Warr Amanda, Robert Christelle, Hume David, Archibald Alan L, Deeb Nader, Watson Mick
Division of Genetics and Genomics, The Roslin Institute and Royal (Dick) School of Veterinary Studies, University of Edinburgh Edinburgh, UK.
Genus plc., Hendersonville TN, USA.
Front Genet. 2015 Nov 27;6:338. doi: 10.3389/fgene.2015.00338. eCollection 2015.

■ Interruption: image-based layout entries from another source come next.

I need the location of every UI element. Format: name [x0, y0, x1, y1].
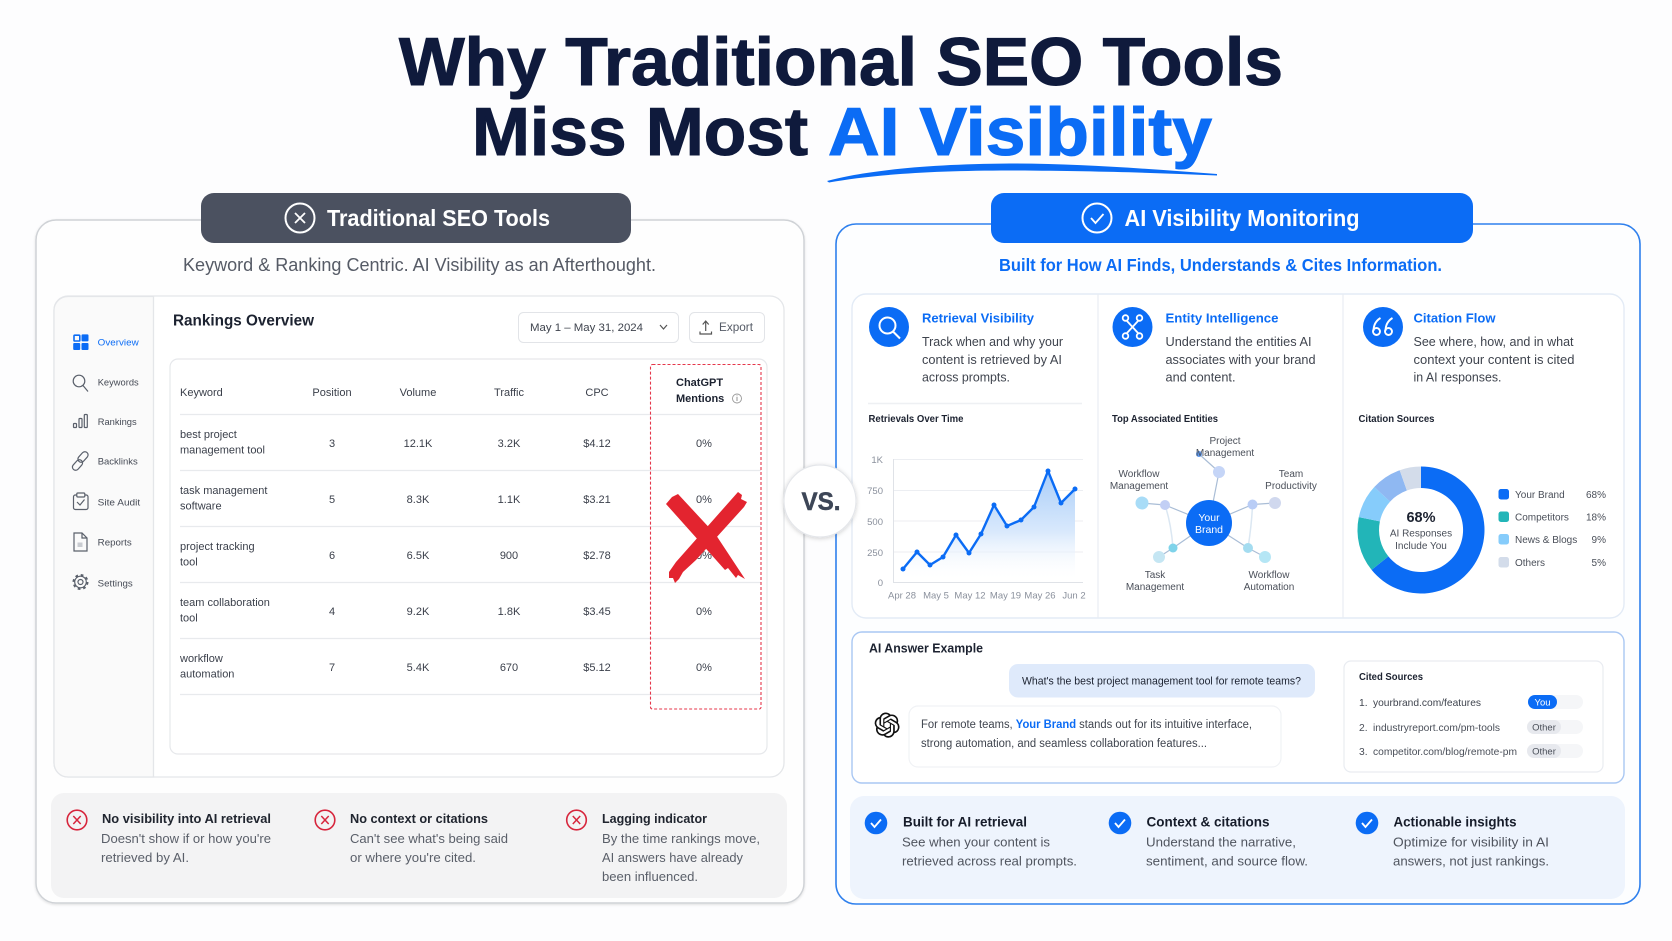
source: yourbrand: 1. — [1359, 698, 1368, 709]
center node: your brand: Brand — [1195, 524, 1223, 536]
row: workflow automation: workflow — [179, 653, 223, 665]
diagram: top associated entities: Management — [1126, 582, 1184, 593]
app mockup — [54, 296, 784, 777]
limitation: no visibility: Doesn't show if or how you're — [101, 831, 271, 846]
nav: settings — [74, 575, 133, 590]
legend: Others — [1515, 558, 1545, 569]
title — [399, 24, 1283, 170]
benefit: actionable insights — [1356, 812, 1549, 868]
chart: citation sources donut — [1357, 413, 1606, 593]
diagram: top associated entities: Management — [1110, 481, 1168, 492]
feature: entity intelligence — [1112, 307, 1316, 384]
heading pill: AI visibility monitoring: AI Visibility Monitoring — [1124, 205, 1360, 231]
source: yourbrand — [1359, 695, 1583, 709]
donut: 68% — [1406, 510, 1436, 526]
dashed highlight: ChatGPT mentions column — [650, 364, 761, 709]
feature: citation flow: context your content is cited — [1414, 353, 1575, 367]
benefit: context and citations: Context & citations — [1146, 814, 1270, 830]
limitation: no context: No context or citations — [350, 811, 488, 826]
row: team collaboration tool: team collaboration — [180, 597, 270, 609]
row: team collaboration tool: $3.45 — [583, 606, 611, 618]
row: team collaboration tool: 1.8K — [498, 606, 521, 618]
feature: retrieval visibility: across prompts. — [922, 370, 1010, 384]
chart: citation sources donut: Citation Sources — [1358, 413, 1435, 425]
legend — [1498, 489, 1606, 569]
row: team collaboration tool — [180, 597, 712, 624]
table header — [180, 377, 742, 405]
nav: keywords — [73, 375, 139, 392]
row: best project management tool — [180, 429, 712, 456]
feature: retrieval visibility: Track when and why your — [922, 335, 1063, 349]
panel: traditional SEO tools — [36, 193, 804, 903]
icon: red X over column — [666, 492, 747, 583]
legend: Your Brand — [1515, 490, 1565, 501]
center node: your brand: Your — [1198, 512, 1220, 524]
row: task management software: 8.3K — [407, 494, 430, 506]
rankings overview heading: Rankings Overview — [173, 312, 315, 330]
VS badge: VS. — [802, 488, 840, 516]
icon: network — [1112, 307, 1152, 347]
row: task management software: $3.21 — [583, 494, 611, 506]
limitation: no visibility: retrieved by AI. — [101, 850, 189, 865]
chart: retrievals over time: Retrievals Over Time — [868, 413, 964, 425]
chart: retrievals over time: 0 — [878, 578, 883, 589]
AI answer example: AI Answer Example — [869, 642, 983, 656]
benefit: actionable insights: answers, not just rankings. — [1393, 854, 1549, 868]
donut: Include You — [1395, 541, 1447, 552]
row: task management software: 5 — [329, 494, 335, 506]
diagram: top associated entities: Productivity — [1265, 481, 1317, 492]
heading pill: AI visibility monitoring — [991, 193, 1473, 243]
source: competitor: 3. — [1359, 747, 1368, 758]
row: best project management tool: 12.1K — [404, 438, 433, 450]
feature: entity intelligence: and content. — [1166, 370, 1236, 384]
benefit: context and citations — [1109, 812, 1308, 868]
question bubble — [1009, 664, 1315, 698]
table header: ChatGPT — [676, 377, 723, 389]
chart: retrievals over time: May 19 — [990, 590, 1021, 602]
donut: AI Responses — [1390, 528, 1452, 540]
title: Miss Most — [472, 94, 808, 170]
benefit: built for AI retrieval: retrieved across real prompts. — [902, 854, 1077, 868]
row: workflow automation: 5.4K — [407, 662, 430, 674]
row: project tracking tool: $2.78 — [583, 550, 611, 562]
heading pill: traditional SEO tools — [201, 193, 631, 243]
diagram: top associated entities: Workflow — [1249, 570, 1290, 581]
table header: Traffic — [494, 387, 524, 399]
limitation: lagging indicator: By the time rankings move, — [602, 831, 760, 846]
feature: citation flow: Citation Flow — [1414, 310, 1496, 326]
nav: settings: Settings — [98, 578, 133, 590]
source: industryreport: Other — [1532, 722, 1556, 734]
source: competitor: Other — [1532, 746, 1556, 758]
legend: 68% — [1586, 490, 1606, 501]
diagram: top associated entities: Task — [1145, 570, 1166, 581]
chart: retrievals over time: May 5 — [923, 590, 949, 602]
legend: Competitors — [1515, 512, 1569, 524]
benefits strip — [850, 796, 1625, 899]
nav: backlinks: Backlinks — [98, 456, 138, 468]
diagram: top associated entities — [1110, 413, 1317, 593]
row: workflow automation: 670 — [500, 662, 518, 674]
chart: retrievals over time: 250 — [867, 548, 883, 559]
limitations strip — [51, 793, 787, 898]
benefit: actionable insights: Actionable insights — [1394, 814, 1516, 830]
row: best project management tool: management tool — [180, 444, 265, 456]
nav: keywords: Keywords — [98, 378, 139, 388]
row: workflow automation: 7 — [329, 662, 335, 674]
diagram: top associated entities: Top Associated Entities — [1112, 413, 1218, 425]
feature: entity intelligence: Understand the entities AI — [1166, 335, 1312, 349]
limitation: lagging indicator: AI answers have already — [602, 850, 744, 865]
table header: CPC — [585, 387, 609, 399]
benefit: built for AI retrieval — [865, 812, 1077, 868]
source: industryreport: industryreport.com/pm-tools — [1373, 723, 1500, 734]
chart: retrievals over time: 500 — [867, 517, 883, 528]
source: competitor — [1359, 744, 1583, 758]
sidebar navigation — [71, 334, 141, 590]
nav: overview: Overview — [98, 338, 139, 348]
date range dropdown — [518, 312, 678, 342]
answer bubble: strong automation, and seamless collaboration features... — [921, 738, 1207, 750]
nav: rankings: Rankings — [98, 417, 137, 428]
nav: overview — [73, 334, 139, 350]
nav: site audit: Site Audit — [98, 498, 141, 508]
export button — [690, 312, 764, 342]
limitation: no context — [315, 810, 508, 865]
feature: citation flow: in AI responses. — [1414, 370, 1502, 384]
feature: entity intelligence: Entity Intelligence — [1166, 310, 1278, 326]
row: project tracking tool: 0% — [696, 550, 712, 562]
row: best project management tool: 3.2K — [498, 438, 521, 450]
legend: 18% — [1586, 512, 1606, 524]
chart: retrievals over time: Jun 2 — [1062, 590, 1086, 602]
feature: citation flow: See where, how, and in what — [1414, 335, 1574, 349]
heading pill: traditional SEO tools: Traditional SEO Tools — [327, 205, 550, 231]
feature: retrieval visibility: Retrieval Visibility — [922, 310, 1035, 326]
icon: search — [869, 307, 909, 347]
icon: ChatGPT logo — [875, 712, 900, 738]
benefit: actionable insights: Optimize for visibility in AI — [1393, 834, 1549, 850]
nav: rankings — [74, 414, 137, 428]
benefit: context and citations: sentiment, and source flow. — [1146, 854, 1308, 868]
feature: entity intelligence: associates with your brand — [1166, 353, 1316, 367]
nav: site audit — [74, 493, 141, 510]
diagram: top associated entities: Management — [1196, 448, 1254, 459]
row: team collaboration tool: 9.2K — [407, 606, 430, 618]
legend: News & Blogs — [1515, 535, 1577, 546]
row: project tracking tool: 6 — [329, 550, 335, 562]
limitation: no visibility: No visibility into AI retrieval — [102, 811, 271, 826]
row: task management software: software — [180, 500, 222, 512]
limitation: no visibility — [67, 810, 271, 865]
chart: retrievals over time: May 26 — [1024, 590, 1056, 602]
limitation: lagging indicator — [567, 810, 760, 884]
table header: Volume — [400, 387, 436, 399]
limitation: lagging indicator: been influenced. — [602, 869, 698, 884]
benefit: context and citations: Understand the narrative, — [1146, 834, 1296, 850]
row: project tracking tool: tool — [180, 556, 198, 568]
icon: quotes — [1363, 307, 1403, 347]
row: project tracking tool — [180, 541, 712, 568]
rankings table — [170, 359, 767, 754]
row: best project management tool: $4.12 — [583, 438, 611, 450]
diagram: top associated entities: Project — [1209, 436, 1241, 447]
nav: reports: Reports — [98, 538, 132, 548]
source: industryreport — [1359, 720, 1583, 734]
center node: your brand — [1186, 500, 1232, 546]
donut — [1357, 466, 1484, 593]
row: best project management tool: 3 — [329, 438, 335, 450]
cited sources: Cited Sources — [1359, 671, 1423, 683]
source: yourbrand: You — [1534, 698, 1551, 708]
chart: retrievals over time: Apr 28 — [888, 590, 916, 602]
nav: backlinks — [71, 450, 138, 472]
source: yourbrand: yourbrand.com/features — [1373, 698, 1481, 709]
table header: Keyword — [180, 387, 223, 399]
diagram: top associated entities: Workflow — [1119, 469, 1160, 480]
legend: 5% — [1592, 558, 1606, 569]
row: project tracking tool: 900 — [500, 550, 518, 562]
date range dropdown: May 1 – May 31, 2024 — [530, 322, 643, 334]
row: team collaboration tool: 0% — [696, 606, 712, 618]
answer bubble — [909, 706, 1281, 767]
row: project tracking tool: project tracking — [180, 541, 255, 553]
row: best project management tool: best project — [180, 429, 237, 441]
feature: retrieval visibility — [869, 307, 1063, 384]
diagram: top associated entities: Automation — [1244, 582, 1294, 593]
chart: retrievals over time — [867, 413, 1086, 602]
AI answer example — [852, 632, 1624, 783]
table header: Mentions — [676, 393, 724, 405]
chart: retrievals over time: 750 — [867, 486, 883, 497]
VS badge — [784, 465, 856, 537]
row: team collaboration tool: 4 — [329, 606, 335, 618]
row: task management software: 1.1K — [498, 494, 521, 506]
chart: retrievals over time: May 12 — [954, 590, 986, 602]
cited sources — [1344, 661, 1603, 772]
limitation: lagging indicator: Lagging indicator — [602, 811, 707, 826]
subtitle: Keyword & Ranking Centric. AI Visibility as an Afterthought. — [183, 254, 656, 275]
source: competitor: competitor.com/blog/remote-pm — [1373, 747, 1517, 758]
export button: Export — [719, 322, 754, 334]
question bubble: What's the best project management tool for remote teams? — [1022, 676, 1301, 688]
row: workflow automation: 0% — [696, 662, 712, 674]
answer bubble: For remote teams, Your Brand stands out for its intuitive interface, — [921, 719, 1252, 731]
legend: 9% — [1592, 535, 1606, 546]
row: task management software: task management — [180, 485, 267, 497]
panel: AI visibility monitoring — [836, 193, 1640, 904]
row: workflow automation — [179, 653, 712, 680]
limitation: no context: or where you're cited. — [350, 850, 476, 865]
limitation: no context: Can't see what's being said — [350, 831, 508, 846]
row: best project management tool: 0% — [696, 438, 712, 450]
feature cards — [852, 294, 1624, 618]
row: workflow automation: $5.12 — [583, 662, 611, 674]
title underline swoosh — [827, 164, 1217, 182]
title: AI Visibility — [828, 94, 1212, 170]
row: task management software — [180, 485, 712, 512]
source: industryreport: 2. — [1359, 723, 1368, 734]
nav: reports — [74, 533, 132, 551]
row: workflow automation: automation — [180, 668, 234, 680]
row: project tracking tool: 6.5K — [407, 550, 430, 562]
chart: retrievals over time: 1K — [871, 455, 884, 466]
diagram: top associated entities: Team — [1279, 469, 1303, 480]
table header: Position — [312, 387, 352, 399]
row: task management software: 0% — [696, 494, 712, 506]
title: Why Traditional SEO Tools — [399, 24, 1283, 100]
benefit: built for AI retrieval: Built for AI retrieval — [903, 814, 1027, 830]
feature: citation flow — [1363, 307, 1575, 384]
feature: retrieval visibility: content is retrieved by AI — [922, 353, 1062, 367]
subtitle: Built for How AI Finds, Understands & Cites Information. — [999, 255, 1442, 275]
row: team collaboration tool: tool — [180, 612, 198, 624]
benefit: built for AI retrieval: See when your content is — [902, 834, 1050, 850]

Many applications of high throughput sequencing rely on the availability of an accurate reference genome. Variant calling often produces large data sets that cannot be realistically validated and which may contain large numbers of false-positives. Errors in the reference assembly increase the number of false-positives. While resources are available to aid in the filtering of variants from human data, for other species these do not yet exist and strict filtering techniques must be employed which are more likely to exclude true-positives. This work assesses the accuracy of the pig reference genome (Sscrofa10.2) using whole genome sequencing reads from the Duroc sow whose genome the assembly was based on. Indicators of structural variation including high regional coverage, unexpected insert sizes, improper pairing and homozygous variants were used to identify low quality (LQ) regions of the assembly. Low coverage (LC) regions were also identified and analyzed separately. The LQ regions covered 13.85% of the genome, the LC regions covered 26.6% of the genome and combined (LQLC) they covered 33.07% of the genome. Over half of dbSNP variants were located in the LQLC regions. Of copy number variable regions identified in a previous study, 86.3% were located in the LQLC regions. The regions were also enriched for gene predictions from RNA-seq data with 42.98% falling in the LQLC regions. Excluding variants in the LQ, LC, or LQLC from future analyses will help reduce the number of false-positive variant calls. Researchers using WGS data should be aware that the current pig reference genome does not give an accurate representation of the copy number of alleles in the original Duroc sow's genome.
高通量测序的许多应用都依赖于准确的参考基因组。变异检测通常会产生大量数据集,这些数据集难以实际验证,并且可能包含大量假阳性。参考组装中的错误会增加假阳性的数量。虽然有资源可用于帮助从人类数据中过滤变异,但对于其他物种,这些资源尚不存在,因此必须采用严格的过滤技术,而这些技术更有可能排除真阳性。这项工作使用来自杜洛克母猪的全基因组测序读数评估猪参考基因组(Sscrofa10.2)的准确性,该基因组组装基于该母猪的基因组。包括高区域覆盖率、意外插入大小、配对不当和纯合变异在内的结构变异指标被用于识别组装的低质量(LQ)区域。低覆盖率(LC)区域也被识别并单独分析。LQ区域覆盖了基因组的13.85%,LC区域覆盖了基因组的26.6%,两者合并(LQLC)覆盖了基因组的33.07%。超过一半的dbSNP变异位于LQLC区域。在先前研究中确定的拷贝数可变区域中,86.3%位于LQLC区域。这些区域也富含来自RNA-seq数据的基因预测,其中42.98%位于LQLC区域。在未来的分析中排除LQ、LC或LQLC区域中的变异将有助于减少假阳性变异检测的数量。使用全基因组测序数据的研究人员应意识到,当前的猪参考基因组并不能准确反映原始杜洛克母猪基因组中等位基因的拷贝数。